The last two recommendations amount to declaring the department guilty until proven innocent as the decision of closure would precede further assessment. It is worth noting that these recommendations reflect Im Tirtzu’s extended campaign against the department, which was assisted by the IZS.

BGU President Rivka Carmi: ‘Astounded’

Understandably, the department and Ben-Gurion University were astounded by these unexpected new recommendations. Following their publication, BGU’s president Prof. Rivka Carmi, the rector and the dean of humanities and social sciences wrote to the BGU community:

we were astounded to find out that the CHE’s Sub-Committee discussed this issue again and published a new recommendation which contradicts that of the international committee” [translated from Hebrew].

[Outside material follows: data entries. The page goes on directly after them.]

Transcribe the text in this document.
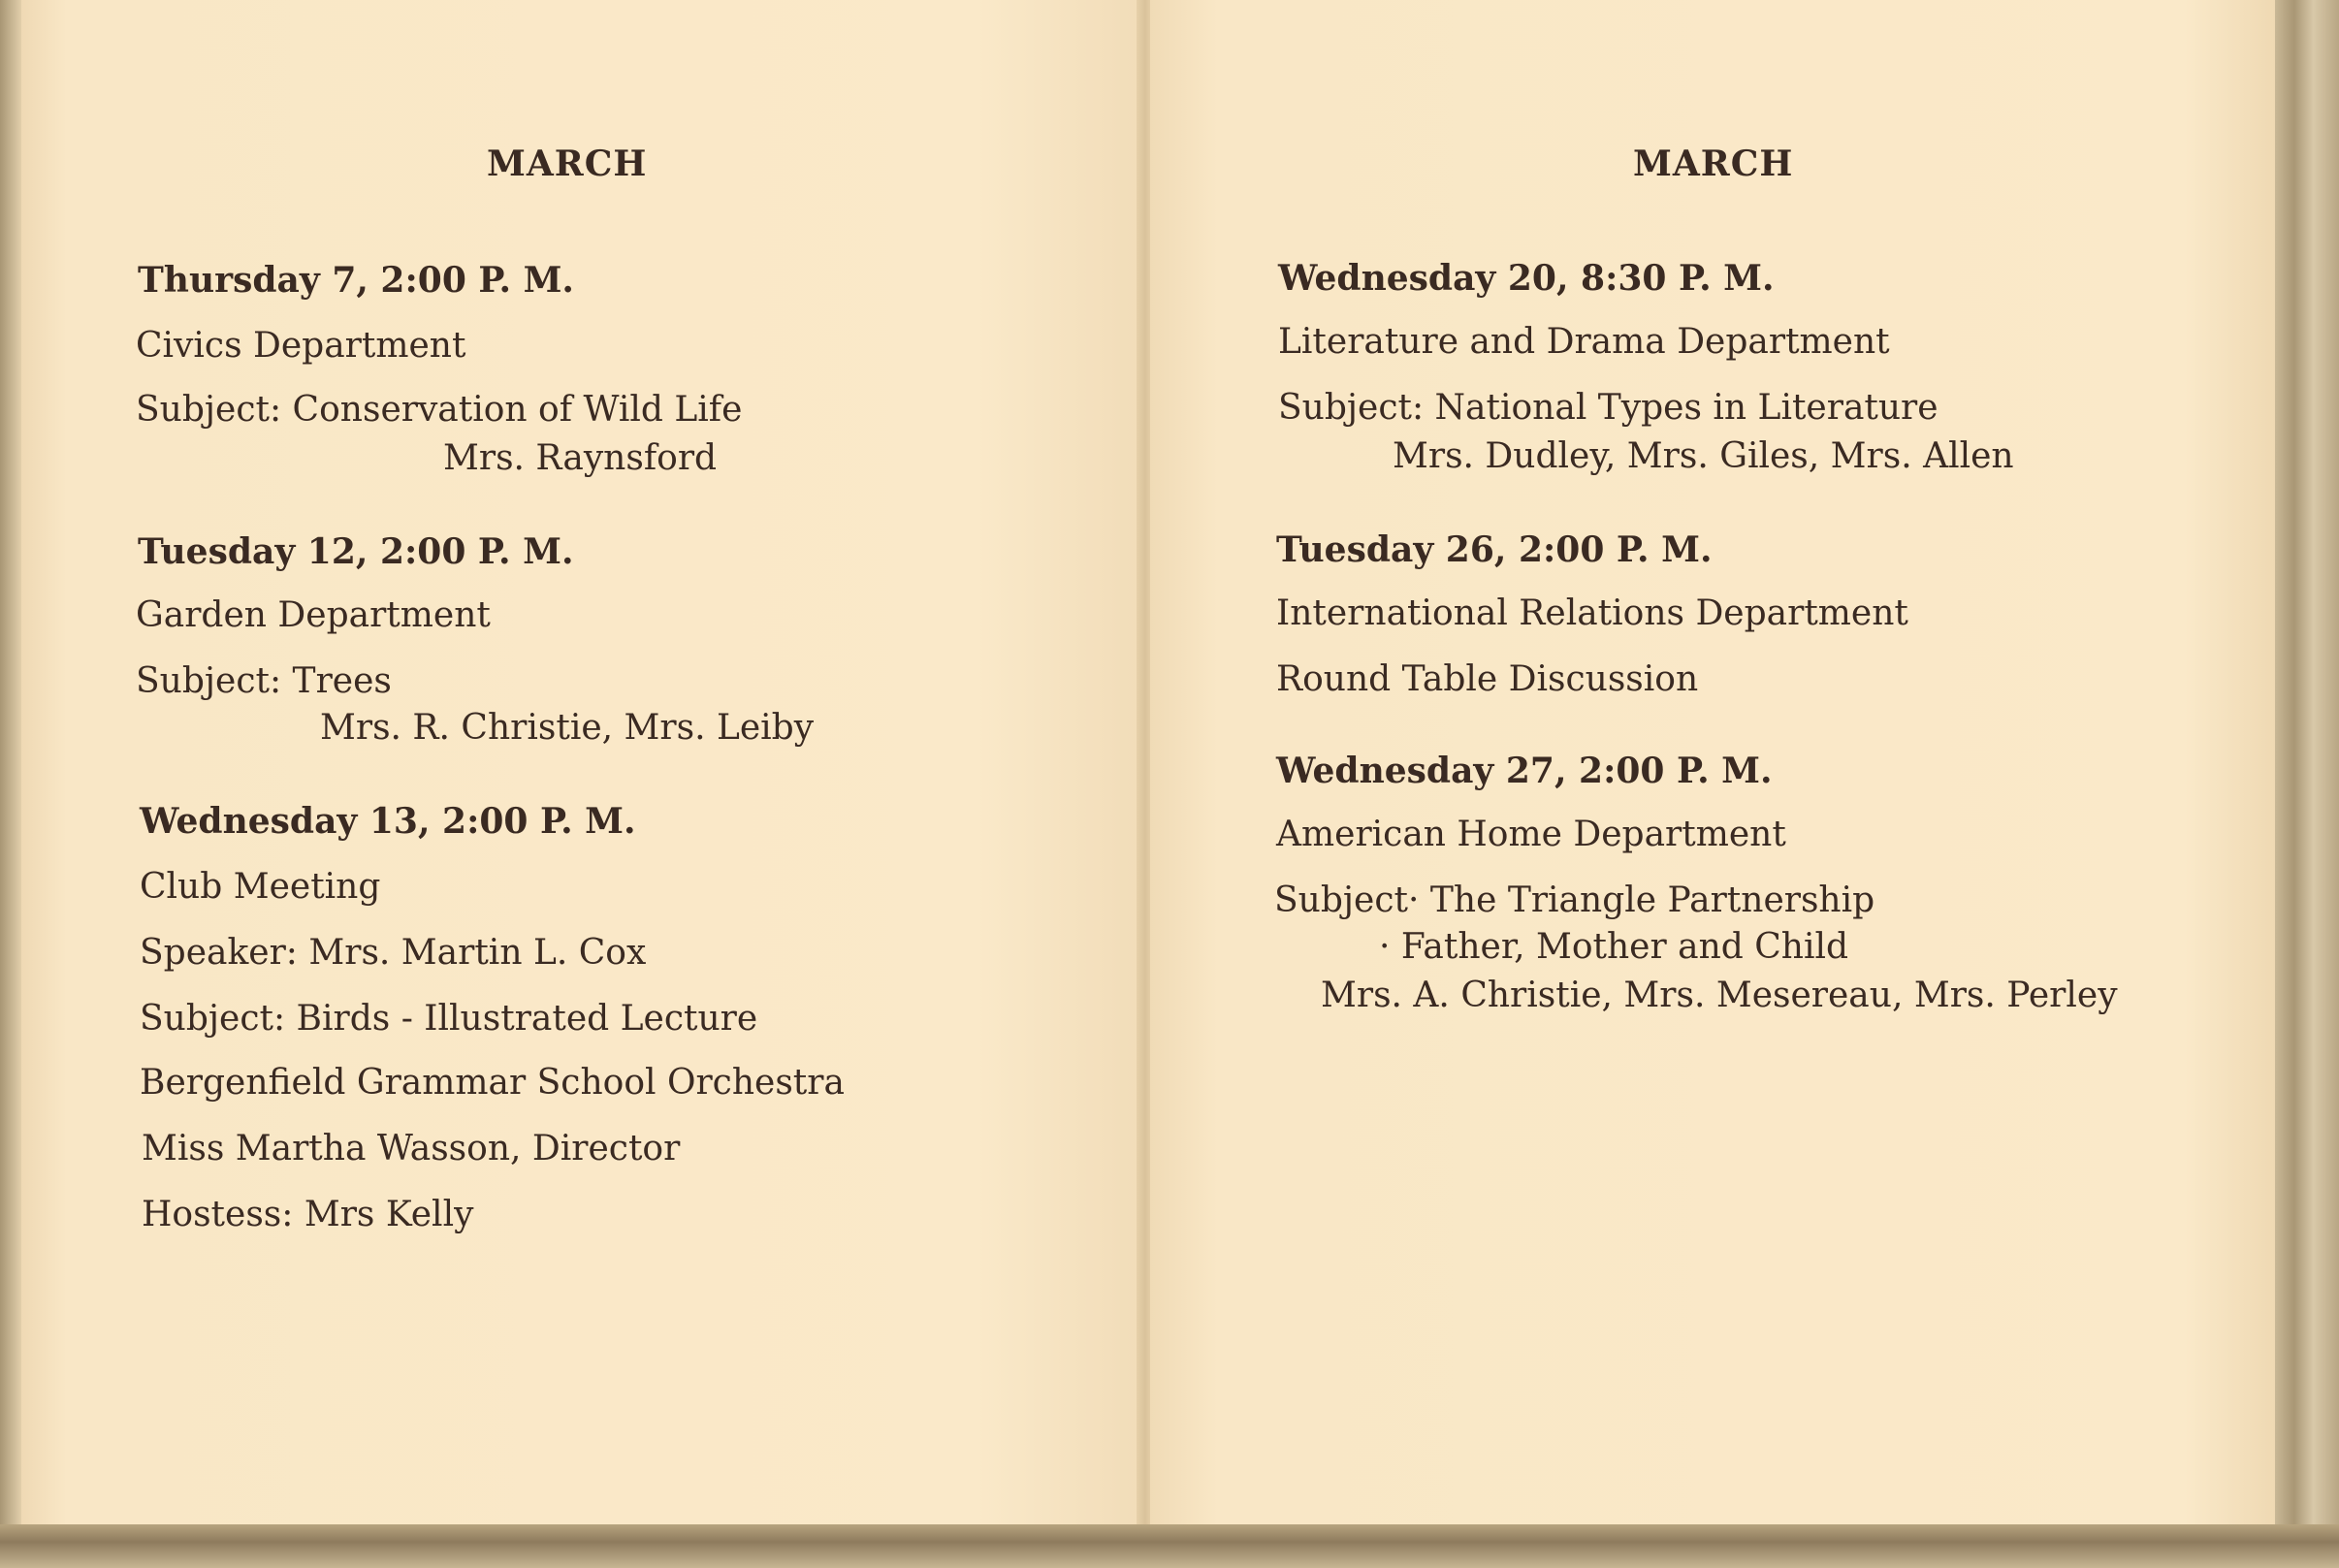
MARCH
Thursday 7, 2:00 P. M.
Civics Department
Subject: Conservation of Wild Life
Mrs. Raynsford
Tuesday 12, 2:00 P. M.
Garden Department
Subject: Trees
Mrs. R. Christie, Mrs. Leiby
Wednesday 13, 2:00 P. M.
Club Meeting
Speaker: Mrs. Martin L. Cox
Subject: Birds - Illustrated Lecture
Bergenfield Grammar School Orchestra
Miss Martha Wasson, Director
Hostess: Mrs Kelly
MARCH
Wednesday 20, 8:30 P. M.
Literature and Drama Department
Subject: National Types in Literature
Mrs. Dudley, Mrs. Giles, Mrs. Allen
Tuesday 26, 2:00 P. M.
International Relations Department
Round Table Discussion
Wednesday 27, 2:00 P. M.
American Home Department
Subject· The Triangle Partnership
· Father, Mother and Child
Mrs. A. Christie, Mrs. Mesereau, Mrs. Perley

Prof. Risse, chair of the international evaluation committee wrote (Hebrew) regarding the SCQA’s recommendation that

we were not consulted about items 4 and 5 [to establish another follow-up committee and to prohibit student enrolment]. . . . Does the SCQA recommendation suggest that we have completed our mission, or should we continue?

The university HAS initiated legal action against the CHE while the campaign against the department continues.

How the Israeli right conspired to shut down 'lefty' department at BGU
Rivka Carmi, President of Ben-Gurion University. (photo: Ben Gurion University / CC BY-3.0)

The CHE is scheduled to discuss the SCQA’s recommendations on October 30, 2012. So far, numerous international academic associations (including The American Political Science Association, the leading professional organization for the study of political science, The European Consortium for Political Research, The Association of American Geographers, The American Sociological Association, The Association for Israel Studies, The Middle East Studies Association of North America, and The Canadian Association of University Teachers) voiced their concerns for academic freedom in public statements and letters to the CHE and the Israeli Minister of Education, and so have a number of Israeli academic associations

Israel has fought calls for boycotting Israeli academic institutions by praising its own commitment to academic freedom. However, Israel’s education minister Gideon Saar (ex officio chair of the CHE) recently called for the dismissal [Hebrew] of Professor Neve Gordon, a member of the department, because of Gordon’s op-ed that supported the boycott. Saar’s statement increases the impression that this affair has been politically motivated and has little to do with academic merit. Moreover, if the Israeli Council for Higher Education shuts the department down or alternately fires any of its members, this can only strengthen international calls for severing ties with Israel’s academic establishment.

*The author, who wishes to remain anonymous, is a faculty member in one of Israel’s universities.